Malignant wounds (MWs) are rare skin lesions, which accompany ulceration, necrosis and infection caused by infiltration or damage by malignant tumor. The present study aimed to investigate the bacterial etiology implicated in MW in soft tissue sarcoma (STS), and the effectiveness of culture-guided perioperative antibacterial administration. A retrospective evaluation was conducted on medical records of patients who presented with MW between 2006 and 2020. A total of seven patients were included in the present study, in whom all tumors were relatively large (>5 cm) and high-grade.

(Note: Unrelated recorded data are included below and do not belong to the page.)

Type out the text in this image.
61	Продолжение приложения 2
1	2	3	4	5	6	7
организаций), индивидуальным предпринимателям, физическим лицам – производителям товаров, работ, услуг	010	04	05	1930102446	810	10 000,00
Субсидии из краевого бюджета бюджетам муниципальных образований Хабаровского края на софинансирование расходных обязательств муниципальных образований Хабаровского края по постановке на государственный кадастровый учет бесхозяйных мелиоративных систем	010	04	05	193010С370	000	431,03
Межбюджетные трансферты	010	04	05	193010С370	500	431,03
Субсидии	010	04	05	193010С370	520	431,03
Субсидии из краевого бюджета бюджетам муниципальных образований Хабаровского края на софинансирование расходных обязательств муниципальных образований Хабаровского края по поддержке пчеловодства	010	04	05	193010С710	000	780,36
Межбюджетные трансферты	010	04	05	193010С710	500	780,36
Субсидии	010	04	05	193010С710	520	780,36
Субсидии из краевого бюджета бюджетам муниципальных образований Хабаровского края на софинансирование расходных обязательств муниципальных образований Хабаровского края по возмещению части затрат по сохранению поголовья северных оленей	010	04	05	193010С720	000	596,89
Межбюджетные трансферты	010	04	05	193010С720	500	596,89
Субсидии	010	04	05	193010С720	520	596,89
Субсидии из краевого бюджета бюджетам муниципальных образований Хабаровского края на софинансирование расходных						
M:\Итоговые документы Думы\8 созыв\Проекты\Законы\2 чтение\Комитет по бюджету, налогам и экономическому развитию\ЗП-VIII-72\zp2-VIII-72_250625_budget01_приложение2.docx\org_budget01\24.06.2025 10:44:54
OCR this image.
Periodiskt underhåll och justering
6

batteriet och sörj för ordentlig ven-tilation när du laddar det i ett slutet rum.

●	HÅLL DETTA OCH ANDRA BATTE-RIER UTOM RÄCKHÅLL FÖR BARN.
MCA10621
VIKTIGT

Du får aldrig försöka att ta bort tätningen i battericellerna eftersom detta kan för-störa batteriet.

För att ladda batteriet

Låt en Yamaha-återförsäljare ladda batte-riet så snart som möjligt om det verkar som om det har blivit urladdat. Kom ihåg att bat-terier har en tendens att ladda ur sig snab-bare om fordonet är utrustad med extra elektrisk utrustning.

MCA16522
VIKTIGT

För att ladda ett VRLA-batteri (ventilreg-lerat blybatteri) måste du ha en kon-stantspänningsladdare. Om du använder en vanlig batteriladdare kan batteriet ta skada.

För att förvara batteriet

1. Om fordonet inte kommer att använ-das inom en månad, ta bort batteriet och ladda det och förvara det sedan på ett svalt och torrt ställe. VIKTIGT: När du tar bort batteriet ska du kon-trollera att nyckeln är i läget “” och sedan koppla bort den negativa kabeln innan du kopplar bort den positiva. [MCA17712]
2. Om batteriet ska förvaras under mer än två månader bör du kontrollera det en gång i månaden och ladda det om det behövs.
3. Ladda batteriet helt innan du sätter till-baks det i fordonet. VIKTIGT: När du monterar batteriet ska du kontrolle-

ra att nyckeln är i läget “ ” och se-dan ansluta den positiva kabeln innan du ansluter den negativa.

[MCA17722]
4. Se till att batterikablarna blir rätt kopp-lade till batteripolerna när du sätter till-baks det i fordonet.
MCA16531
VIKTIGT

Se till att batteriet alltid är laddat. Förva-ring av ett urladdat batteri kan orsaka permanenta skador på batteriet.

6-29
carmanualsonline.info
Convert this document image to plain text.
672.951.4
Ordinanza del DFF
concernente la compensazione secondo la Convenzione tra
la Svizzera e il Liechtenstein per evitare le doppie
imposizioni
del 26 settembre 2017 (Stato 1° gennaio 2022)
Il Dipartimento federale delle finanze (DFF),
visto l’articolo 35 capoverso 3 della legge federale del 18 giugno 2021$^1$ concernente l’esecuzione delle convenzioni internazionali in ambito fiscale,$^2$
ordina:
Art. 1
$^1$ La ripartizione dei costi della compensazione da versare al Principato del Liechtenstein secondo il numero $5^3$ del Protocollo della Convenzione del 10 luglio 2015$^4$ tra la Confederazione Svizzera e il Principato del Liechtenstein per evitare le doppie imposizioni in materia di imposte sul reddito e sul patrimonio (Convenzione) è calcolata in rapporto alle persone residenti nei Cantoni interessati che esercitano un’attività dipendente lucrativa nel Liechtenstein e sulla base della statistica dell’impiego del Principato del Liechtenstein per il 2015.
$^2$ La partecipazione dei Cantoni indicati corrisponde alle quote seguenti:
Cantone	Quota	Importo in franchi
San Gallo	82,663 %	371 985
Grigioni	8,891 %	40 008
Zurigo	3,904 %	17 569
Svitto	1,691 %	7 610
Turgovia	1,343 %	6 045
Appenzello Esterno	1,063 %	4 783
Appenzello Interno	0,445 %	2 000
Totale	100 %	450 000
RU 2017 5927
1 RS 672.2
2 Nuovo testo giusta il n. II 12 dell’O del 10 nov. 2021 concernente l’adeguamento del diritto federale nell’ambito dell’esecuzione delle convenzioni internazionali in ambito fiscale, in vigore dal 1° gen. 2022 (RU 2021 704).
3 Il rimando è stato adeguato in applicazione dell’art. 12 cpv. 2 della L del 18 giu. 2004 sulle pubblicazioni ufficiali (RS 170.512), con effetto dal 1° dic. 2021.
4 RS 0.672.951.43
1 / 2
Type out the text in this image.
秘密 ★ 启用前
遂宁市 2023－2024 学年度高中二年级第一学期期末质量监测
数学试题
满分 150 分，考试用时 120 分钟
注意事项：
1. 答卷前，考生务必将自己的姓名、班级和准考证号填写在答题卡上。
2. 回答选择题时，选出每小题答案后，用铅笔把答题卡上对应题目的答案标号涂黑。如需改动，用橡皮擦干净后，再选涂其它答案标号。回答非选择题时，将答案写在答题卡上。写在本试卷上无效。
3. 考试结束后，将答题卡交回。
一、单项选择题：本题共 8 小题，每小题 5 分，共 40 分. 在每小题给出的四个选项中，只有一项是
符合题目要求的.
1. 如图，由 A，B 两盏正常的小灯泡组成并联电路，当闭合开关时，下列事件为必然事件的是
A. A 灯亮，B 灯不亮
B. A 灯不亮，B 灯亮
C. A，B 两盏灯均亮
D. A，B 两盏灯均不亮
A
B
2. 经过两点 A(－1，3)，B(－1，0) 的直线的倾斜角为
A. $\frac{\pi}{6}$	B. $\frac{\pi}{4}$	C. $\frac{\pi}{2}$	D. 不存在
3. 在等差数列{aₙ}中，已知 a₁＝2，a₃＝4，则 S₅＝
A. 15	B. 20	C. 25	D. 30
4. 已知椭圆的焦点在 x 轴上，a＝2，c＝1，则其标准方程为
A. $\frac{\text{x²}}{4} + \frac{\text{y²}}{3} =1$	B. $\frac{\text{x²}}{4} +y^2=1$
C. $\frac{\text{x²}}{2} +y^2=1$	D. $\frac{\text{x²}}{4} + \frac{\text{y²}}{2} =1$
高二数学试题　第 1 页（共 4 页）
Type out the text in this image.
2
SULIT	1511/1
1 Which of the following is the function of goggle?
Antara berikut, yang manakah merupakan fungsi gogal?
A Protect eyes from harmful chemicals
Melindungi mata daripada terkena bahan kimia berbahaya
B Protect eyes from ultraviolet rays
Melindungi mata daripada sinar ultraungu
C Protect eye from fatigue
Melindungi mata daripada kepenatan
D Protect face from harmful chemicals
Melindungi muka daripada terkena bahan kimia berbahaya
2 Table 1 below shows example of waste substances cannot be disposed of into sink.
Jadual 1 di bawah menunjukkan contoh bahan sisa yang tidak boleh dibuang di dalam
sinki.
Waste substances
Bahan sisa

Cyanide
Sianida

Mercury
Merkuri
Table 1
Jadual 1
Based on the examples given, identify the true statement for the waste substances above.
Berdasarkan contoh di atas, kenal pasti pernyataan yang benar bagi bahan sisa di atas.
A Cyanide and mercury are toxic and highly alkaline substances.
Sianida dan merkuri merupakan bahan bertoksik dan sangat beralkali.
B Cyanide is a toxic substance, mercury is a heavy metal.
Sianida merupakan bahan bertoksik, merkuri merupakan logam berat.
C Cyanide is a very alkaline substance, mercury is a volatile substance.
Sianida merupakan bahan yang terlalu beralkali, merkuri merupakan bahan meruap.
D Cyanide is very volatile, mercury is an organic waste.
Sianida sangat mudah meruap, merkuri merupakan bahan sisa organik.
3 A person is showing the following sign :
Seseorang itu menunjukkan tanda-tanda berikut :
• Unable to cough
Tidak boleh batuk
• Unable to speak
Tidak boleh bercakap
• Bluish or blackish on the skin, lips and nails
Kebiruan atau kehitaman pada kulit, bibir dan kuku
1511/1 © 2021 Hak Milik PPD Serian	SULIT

Subsequently, five patients underwent limb-sparing surgery, and three patients had distant metastases with a 5-year overall survival of 71%. Preoperative microbiological sampling from the wound identified 11 different bacterial strains in five patients. The infections were polymicrobial with an average of 2.6 strains isolated per patient (1 aerobic, 1.6 anaerobic bacteria). They were predominantly methicillin-sensitive Staphylococcus aureus. Patients with MWs from STS reported symptoms, including bleeding (71%), exudation (71%) and malodorous wound (43%) at the initial presentation; these completely resolved after surgery. All but one patient reported pain at the MW site with an average numeric rating scale of 4.4 at presentation that decreased to 1.4 (P=0.14) and 0.6 (P=0.04) one and two weeks after surgery, respectively. The patients had elevated C-reactive protein (71%), anemia (57%), low albumin (86%) and renal/liver dysfunction (14–29%). One patient was diagnosed with sepsis. Surgical resection afforded symptomatic relief and resolution of abnormal laboratory values. Although selected antibiotics were administered in four patients based on the preoperative antibiotic sensitivity test, surgical site infection (SSI) occurred in three patients. Therefore, the effectiveness of the selected antibiotics based on the results of the preoperative culture in preventing SSI needs to be investigated in the future. In conclusion, physicians should keep in mind that although surgical resection can improve the symptoms and abnormal values in laboratory examination form MW, it is accompanied with a high rate of SSI and poor prognosis.